ADDIS ABABA (AFP)— Egypt and Sudan will not be forced into signing a new deal on the sharing of the Nile’s waters, officials stressed Sunday at talks in Addis Ababa.
The water ministers of Egypt and Sudan, the largest consumers of the Nile’s waters, were in the Ethiopian capital to discuss the increasingly contentious issue, which is pitting them against five other riparian countries.
Ethiopia, Tanzania, Uganda, Kenya and Rwanda inked a framework in March replacing a 1929 colonial-era treaty between Egypt and Britain which gave Cairo veto power over upstream projects.
“The deal can not be forced upon us. It will only be an obligation for those countries, not Egypt’s,” Mohamed Nasreddin Allam, Egypt’s water resources minister, told AFP.
The new deal would need at least six signatories to come into force with indications that DR Congo and Burundi may soon follow suit, but Egypt and Sudan have so far refused to give up the previous arrangement which gave them the lion’s share of the river’s flow.
Allam was speaking on the sidelines of a meeting of ministers from the Nile Basin Initiative which sat to review progress of the 11-year old scheme.
“Egypt has no source of water other than that coming from upstream countries. The upstream countries have many sources and aren’t managing our Nile properly.
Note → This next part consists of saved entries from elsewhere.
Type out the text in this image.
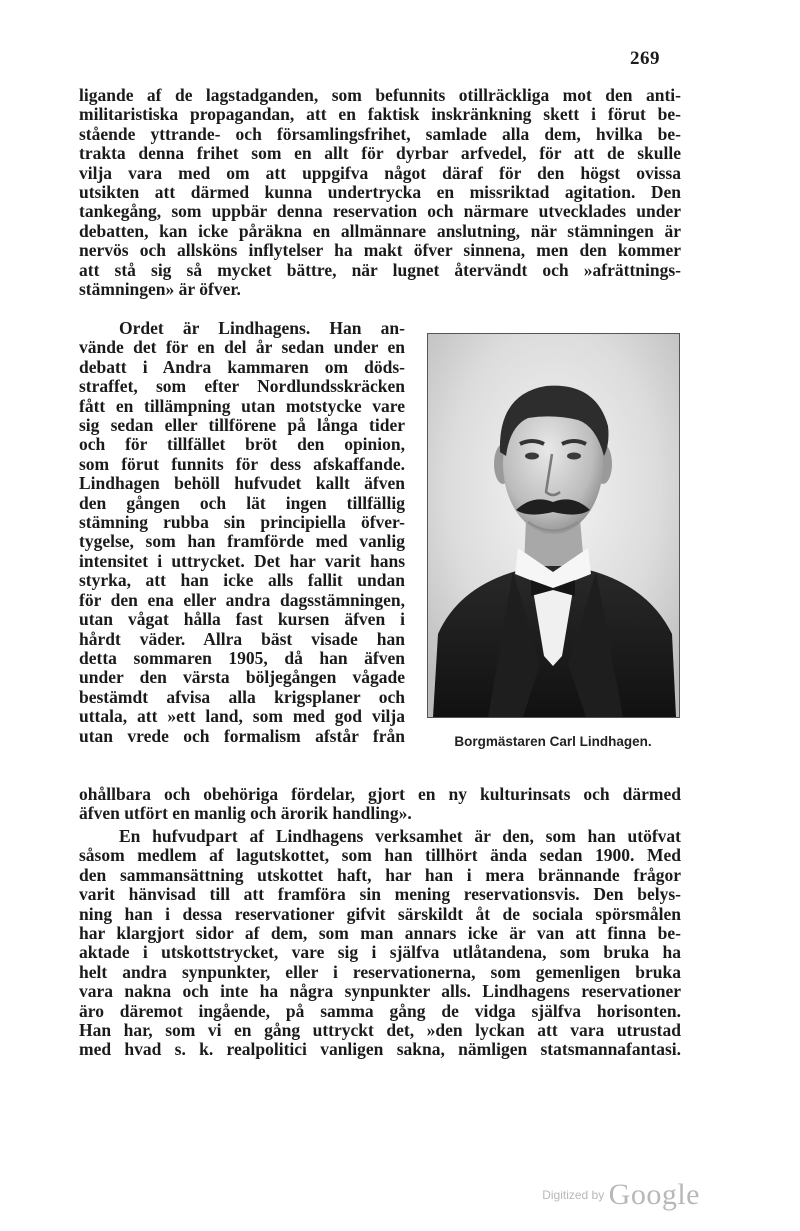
269
ligande af de lagstadganden, som befunnits otillräckliga mot den anti-
militaristiska propagandan, att en faktisk inskränkning skett i förut be-
stående yttrande- och församlingsfrihet, samlade alla dem, hvilka be-
trakta denna frihet som en allt för dyrbar arfvedel, för att de skulle
vilja vara med om att uppgifva något däraf för den högst ovissa
utsikten att därmed kunna undertrycka en missriktad agitation. Den
tankegång, som uppbär denna reservation och närmare utvecklades under
debatten, kan icke påräkna en allmännare anslutning, när stämningen är
nervös och allsköns inflytelser ha makt öfver sinnena, men den kommer
att stå sig så mycket bättre, när lugnet återvändt och »afrättnings-
stämningen» är öfver.
Ordet är Lindhagens. Han an-
vände det för en del år sedan under en
debatt i Andra kammaren om döds-
straffet, som efter Nordlundsskräcken
fått en tillämpning utan motstycke vare
sig sedan eller tillförene på långa tider
och för tillfället bröt den opinion,
som förut funnits för dess afskaffande.
Lindhagen behöll hufvudet kallt äfven
den gången och lät ingen tillfällig
stämning rubba sin principiella öfver-
tygelse, som han framförde med vanlig
intensitet i uttrycket. Det har varit hans
styrka, att han icke alls fallit undan
för den ena eller andra dagsstämningen,
utan vågat hålla fast kursen äfven i
hårdt väder. Allra bäst visade han
detta sommaren 1905, då han äfven
under den värsta böljegången vågade
bestämdt afvisa alla krigsplaner och
uttala, att »ett land, som med god vilja
utan vrede och formalism afstår från	Borgmästaren Carl Lindhagen.
ohållbara och obehöriga fördelar, gjort en ny kulturinsats och därmed
äfven utfört en manlig och ärorik handling».
En hufvudpart af Lindhagens verksamhet är den, som han utöfvat
såsom medlem af lagutskottet, som han tillhört ända sedan 1900. Med
den sammansättning utskottet haft, har han i mera brännande frågor
varit hänvisad till att framföra sin mening reservationsvis. Den belys-
ning han i dessa reservationer gifvit särskildt åt de sociala spörsmålen
har klargjort sidor af dem, som man annars icke är van att finna be-
aktade i utskottstrycket, vare sig i själfva utlåtandena, som bruka ha
helt andra synpunkter, eller i reservationerna, som gemenligen bruka
vara nakna och inte ha några synpunkter alls. Lindhagens reservationer
äro däremot ingående, på samma gång de vidga själfva horisonten.
Han har, som vi en gång uttryckt det, »den lyckan att vara utrustad
med hvad s. k. realpolitici vanligen sakna, nämligen statsmannafantasi.
Digitized by Google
That’s what we are asking for,” he said.
“The problem can solved easily if we appreciate the conditions of each country,” Allam added.
“We will never sign the treaty unless all controversial issues are resolved. Legal implications will still exist even if six countries sign it,” his Sudanese counterpart Kemal Ali Mohommed told AFP.
“We are happy that these countries have agreed to meet in an extraordinary meeting,” he said, referring to another meeting to be held later this year.
The two-day meeting concluded on Sunday with Egypt handing over the body’s chair to Ethiopia.
At the heart of the dispute is a 1959 agreement between Egypt and Sudan that allowed Egypt 55.5 billion cubic metres of water each year and Sudan 18.5 billion cubic metres.
Some of the Nile Basin countries say past treaties are unfair and they want an equitable water-sharing agreement that would allow for more irrigation and hydro-power projects, not subjected to an Egyptian veto.
Egypt, a mostly arid country that relies on the Nile for the majority of its water, argues up-stream countries could make better use of rainfall and have other sources of water.